Providers' challenge: Capitalizing on a growing but reluctant elderly Latino population
The U.S. Latino elderly population is expected to balloon in the coming years, and with the wave will come more Hispanic nursing home residents. Hispanics, however, have strong reservations about using long-term care services, a new poll shows, though they also strongly favor telemedicine and are amenable to long-term care insurance.
Opportunities are ripe for operators that can overcome the marketing and service-delivery challenges.
Less than half of Hispanics polled said it would be easy for older individuals in their area to find a nursing home or other senior care facilities, according to the survey, which was released by the Associated Press and NORC Center for Public Affairs Research. In addition, fewer than 30% believe they could find a long-term care provider that serves food to which they are accustomed.
Coverage is always a concern, as only 2 in 10 Latinos polled over the age of 40 said they expect Medicare and Medicaid to provide the same level of benefits in the next five years.
“The proportion of Hispanics among those age 65 and older is expected to grow by more than 50 percent in the coming years, making their views on experiences with long-term care critical issues,” Trevor Tompson, director of the AP-NORC Center, said in an announcement. “We found that many Hispanics have faced communication barriers when receiving care. At the same time, older Hispanics don't have a lot of confidence in the stability of current government programs or their own financial preparedness.”

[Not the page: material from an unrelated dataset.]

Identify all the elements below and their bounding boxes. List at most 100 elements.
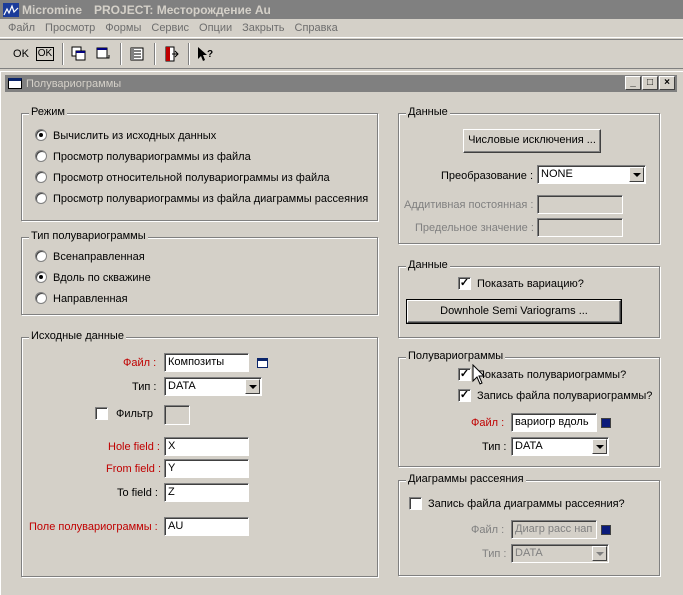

Other key findings include: 81% of latinos polled 40 or older said they'd be comfortable using some form of telemedicine; 83% said they support the idea of employer-offered long-term care insurance plans; and more than 75% support policies that provide the ability to get long-term care coverage through Medicare Advantage or other supplemental insurance.
Phone and web interviews for the poll were conducted in spring with adults 18 and older in all 50 states. All told, almost 2,000 individuals responded, including 458 Latinos.